While the Canadian retirement income system is performing well overall, it still requires some assessment to determine its primary goals and how changing one part of the system may affect the other parts, according to a new report by the Office of the Superintendent of Financial Institutions.
“Basically, what we’re trying to say [in the report] is that it’s not possible to achieve all these goals through one single plan, or one single pillar, so this is why many developed countries choose multi-pillar structures for their pensions,” says Assia Billig, acting director for the Office of the Chief Actuary.

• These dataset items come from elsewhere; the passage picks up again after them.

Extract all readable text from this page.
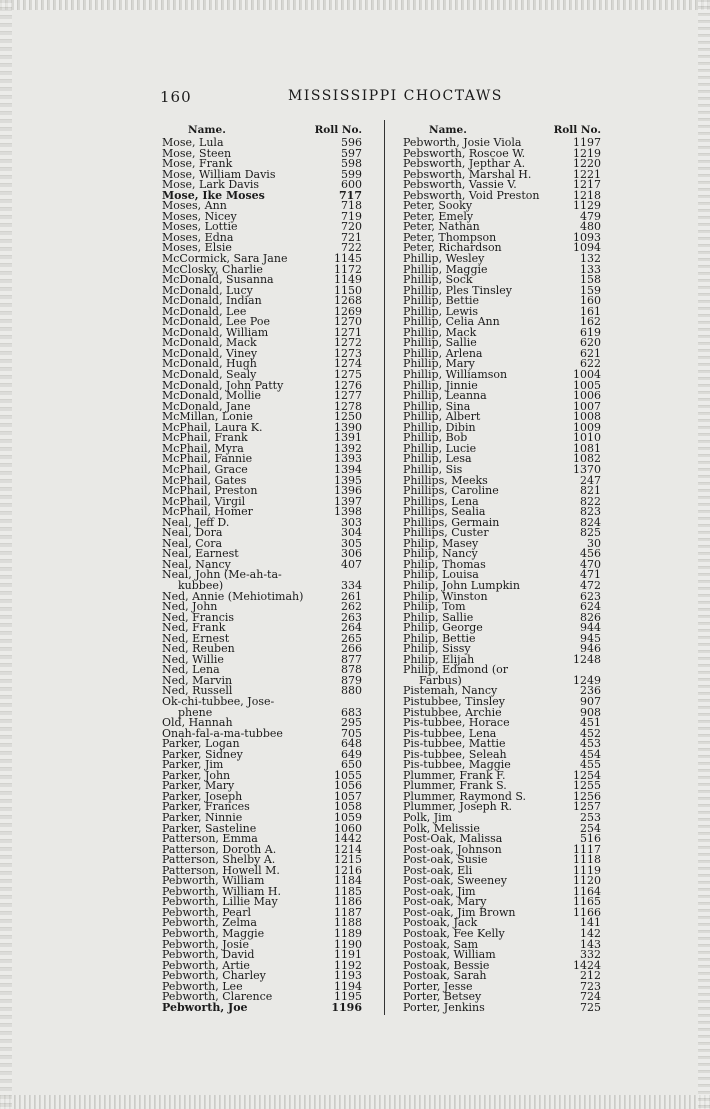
160	MISSISSIPPI CHOCTAWS
Name.	Roll No.
Mose, Lula	596
Mose, Steen	597
Mose, Frank	598
Mose, William Davis	599
Mose, Lark Davis	600
Mose, Ike Moses	717
Moses, Ann	718
Moses, Nicey	719
Moses, Lottie	720
Moses, Edna	721
Moses, Elsie	722
McCormick, Sara Jane	1145
McClosky, Charlie	1172
McDonald, Susanna	1149
McDonald, Lucy	1150
McDonald, Indian	1268
McDonald, Lee	1269
McDonald, Lee Poe	1270
McDonald, William	1271
McDonald, Mack	1272
McDonald, Viney	1273
McDonald, Hugh	1274
McDonald, Sealy	1275
McDonald, John Patty	1276
McDonald, Mollie	1277
McDonald, Jane	1278
McMillan, Lonie	1250
McPhail, Laura K.	1390
McPhail, Frank	1391
McPhail, Myra	1392
McPhail, Fannie	1393
McPhail, Grace	1394
McPhail, Gates	1395
McPhail, Preston	1396
McPhail, Virgil	1397
McPhail, Homer	1398
Neal, Jeff D.	303
Neal, Dora	304
Neal, Cora	305
Neal, Earnest	306
Neal, Nancy	407
Neal, John (Me-ah-ta-
kubbee)	334
Ned, Annie (Mehiotimah)	261
Ned, John	262
Ned, Francis	263
Ned, Frank	264
Ned, Ernest	265
Ned, Reuben	266
Ned, Willie	877
Ned, Lena	878
Ned, Marvin	879
Ned, Russell	880
Ok-chi-tubbee, Jose-
phene	683
Old, Hannah	295
Onah-fal-a-ma-tubbee	705
Parker, Logan	648
Parker, Sidney	649
Parker, Jim	650
Parker, John	1055
Parker, Mary	1056
Parker, Joseph	1057
Parker, Frances	1058
Parker, Ninnie	1059
Parker, Sasteline	1060
Patterson, Emma	1442
Patterson, Doroth A.	1214
Patterson, Shelby A.	1215
Patterson, Howell M.	1216
Pebworth, William	1184
Pebworth, William H.	1185
Pebworth, Lillie May	1186
Pebworth, Pearl	1187
Pebworth, Zelma	1188
Pebworth, Maggie	1189
Pebworth, Josie	1190
Pebworth, David	1191
Pebworth, Artie	1192
Pebworth, Charley	1193
Pebworth, Lee	1194
Pebworth, Clarence	1195
Pebworth, Joe	1196
Name.	Roll No.
Pebworth, Josie Viola	1197
Pebsworth, Roscoe W.	1219
Pebsworth, Jepthar A.	1220
Pebsworth, Marshal H.	1221
Pebsworth, Vassie V.	1217
Pebsworth, Void Preston	1218
Peter, Sooky	1129
Peter, Emely	479
Peter, Nathan	480
Peter, Thompson	1093
Peter, Richardson	1094
Phillip, Wesley	132
Phillip, Maggie	133
Phillip, Sock	158
Phillip, Ples Tinsley	159
Phillip, Bettie	160
Phillip, Lewis	161
Phillip, Celia Ann	162
Phillip, Mack	619
Phillip, Sallie	620
Phillip, Arlena	621
Phillip, Mary	622
Phillip, Williamson	1004
Phillip, Jinnie	1005
Phillip, Leanna	1006
Phillip, Sina	1007
Phillip, Albert	1008
Phillip, Dibin	1009
Phillip, Bob	1010
Phillip, Lucie	1081
Phillip, Lesa	1082
Phillip, Sis	1370
Phillips, Meeks	247
Phillips, Caroline	821
Phillips, Lena	822
Phillips, Sealia	823
Phillips, Germain	824
Phillips, Custer	825
Philip, Masey	30
Philip, Nancy	456
Philip, Thomas	470
Philip, Louisa	471
Philip, John Lumpkin	472
Philip, Winston	623
Philip, Tom	624
Philip, Sallie	826
Philip, George	944
Philip, Bettie	945
Philip, Sissy	946
Philip, Elijah	1248
Philip, Edmond (or
Farbus)	1249
Pistemah, Nancy	236
Pistubbee, Tinsley	907
Pistubbee, Archie	908
Pis-tubbee, Horace	451
Pis-tubbee, Lena	452
Pis-tubbee, Mattie	453
Pis-tubbee, Seleah	454
Pis-tubbee, Maggie	455
Plummer, Frank F.	1254
Plummer, Frank S.	1255
Plummer, Raymond S.	1256
Plummer, Joseph R.	1257
Polk, Jim	253
Polk, Melissie	254
Post-Oak, Malissa	516
Post-oak, Johnson	1117
Post-oak, Susie	1118
Post-oak, Eli	1119
Post-oak, Sweeney	1120
Post-oak, Jim	1164
Post-oak, Mary	1165
Post-oak, Jim Brown	1166
Postoak, Jack	141
Postoak, Fee Kelly	142
Postoak, Sam	143
Postoak, William	332
Postoak, Bessie	1424
Postoak, Sarah	212
Porter, Jesse	723
Porter, Betsey	724
Porter, Jenkins	725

The extension of the Canada Pension Plan is a perfect time to go back to this topic, she says, because the second pillar in the public system is becoming more important. But it’s also about finding a balance between the three pillars. ”In other words, when we look at multi-pillar systems, we need to think about how these pillars will interact, and how these pillars can’t exist one without the other.
“In some countries, for example, in Eastern Europe, they were trying to go more on the one or two pillars system and they weren’t very successful,” says Billig. “They needed to diversify. This paper isn’t purely on Canada. We tried to look around to see what’s happening in Denmark, the Netherlands, Sweden and Canada and other developed countries. For the developing world, the situation will be completely different.”
The report is aiming to show Canada’s strong public pension foundation, which includes the old-age security program, the CPP and the Quebec Pension Plan, she says. “CPP and QPP are an important part of our system. They’re financially sustainable, very well governed and becoming even more important with the expansion of the CPP and QPP. This is especially true for millennials and the next generation who will fully benefit from the expansion.
“So when plan sponsors or individual savers are trying to inform their retirement strategy, they should really take into account the public programs because they provide a good share of the future retirement income to individuals.”
However, the report also indicated that concerns have been mounting over the last few years around retirement savings adequacy based on a number of factions, including the decline in employer-sponsored pension plans. Currently, 62 per cent of the Canadian labour force aren’t in a workplace pension plan, according to the report.
The second factor is financial market volatility and the low interest rate environment resulting from the 2008-09 financial crisis, which complicated how individuals managed their retirement savings strategies.
Designing a pension system or introducing pension reforms isn;t a trivial exercise, and it requires an assessment of the primary goals, noted the report.
“It’s not realistic to expect that one single pension program can achieve all desired objectives,” it said. “Even if such a program existed, it would present significant concentration risk, as the entire retirement system would rely on a single program, akin to putting all your eggs in the same retirement basket.
“If it’s not realistic for a single program to deliver on all the objectives set by policymakers, then it must do so with multiple programs or multiple parts.”